The conversation about which operating system to use was at least one that all of Apple’s top executives were familiar with. They were less prepared to discuss the intricacies of the mobile phone world: things like antenna design, radio-frequency radiation, and network simulations. To ensure the iPhone’s tiny antenna could do its job effectively, Apple spent millions buying and assembling special robot-equipped testing rooms. To make sure the iPhone didn’t generate too much radiation, Apple built models of human heads — complete with goo to simulate brain density — and measured the effects. To predict the iPhone’s performance on a network, Apple engineers bought nearly a dozen server-sized radio-frequency simulators for millions of dollars apiece. Even Apple’s experience designing screens for iPods didn’t help the company design the iPhone screen, as Jobs discovered while toting a prototype in his pocket: To minimize scratching, the touchscreen needed to be made of glass, not hard plastic like on the iPod. One insider estimates that Apple spent roughly $150 million building the iPhone.

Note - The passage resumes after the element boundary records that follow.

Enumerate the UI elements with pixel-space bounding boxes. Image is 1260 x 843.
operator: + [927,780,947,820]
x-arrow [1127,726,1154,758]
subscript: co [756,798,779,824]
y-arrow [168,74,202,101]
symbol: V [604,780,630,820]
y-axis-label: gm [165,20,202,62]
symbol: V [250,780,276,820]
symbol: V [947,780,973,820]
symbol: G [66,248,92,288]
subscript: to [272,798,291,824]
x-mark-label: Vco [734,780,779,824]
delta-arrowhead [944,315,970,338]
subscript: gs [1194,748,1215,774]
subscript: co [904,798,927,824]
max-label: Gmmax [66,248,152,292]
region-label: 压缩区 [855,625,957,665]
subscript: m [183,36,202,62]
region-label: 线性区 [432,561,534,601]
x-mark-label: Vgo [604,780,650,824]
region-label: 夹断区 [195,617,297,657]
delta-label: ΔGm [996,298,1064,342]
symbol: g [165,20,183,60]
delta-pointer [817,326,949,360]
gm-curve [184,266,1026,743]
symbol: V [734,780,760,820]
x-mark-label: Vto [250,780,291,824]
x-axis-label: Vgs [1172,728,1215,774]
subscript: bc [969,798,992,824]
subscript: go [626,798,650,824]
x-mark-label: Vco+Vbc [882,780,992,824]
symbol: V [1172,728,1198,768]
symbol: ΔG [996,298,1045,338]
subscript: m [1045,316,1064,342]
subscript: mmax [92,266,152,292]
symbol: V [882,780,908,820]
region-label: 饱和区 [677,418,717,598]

The question is what should an R&D manager do when different elements within the strategic niche conflict with each other.  For example, Jobs was focused on BOTH user experience and industrial design:

Because Steve’s design methodology was so correct even 25 years ago he was able to make a design methodology – his first principles — of user experience, focus on just a few things, look at the system, never compromise, compare yourself not to other electronic products but compare yourself to the finest pieces of jewelry — all those criteria — no one else was thinking about that.

What would happen when strategic choices pitted user experience vs. industrial design?  Apple selected user experience.  Here is an example.  This is what the Japanese engineers had to say about the original MacBook Air: No Waste Outside, Nothing but Waste Inside’

Can we say that the MacBook Air has a perfect, sophisticated external appearance, but its insides are full of waste?’ asked Mayuko Uno, a squad member, as if speaking for the engineers that had finished the teardown process.


Here is what the same publication had to say about the New MacBook Air:

“We were impressed by Apple’s commitment to good design while seeing the LED lamp that is located on the decorative laminate around the display and is lit when the camera is in use.”

So, if push came to shove, Apple was willing to compromise on everything but the user experience.  Jobs was also willing to spend resources and make unpopular decisions to maintain the strategic niche around user experience.  This is a pretty important lesson for all of us to learn.  That is the level at which we need to define a strategic niche to develop successful products.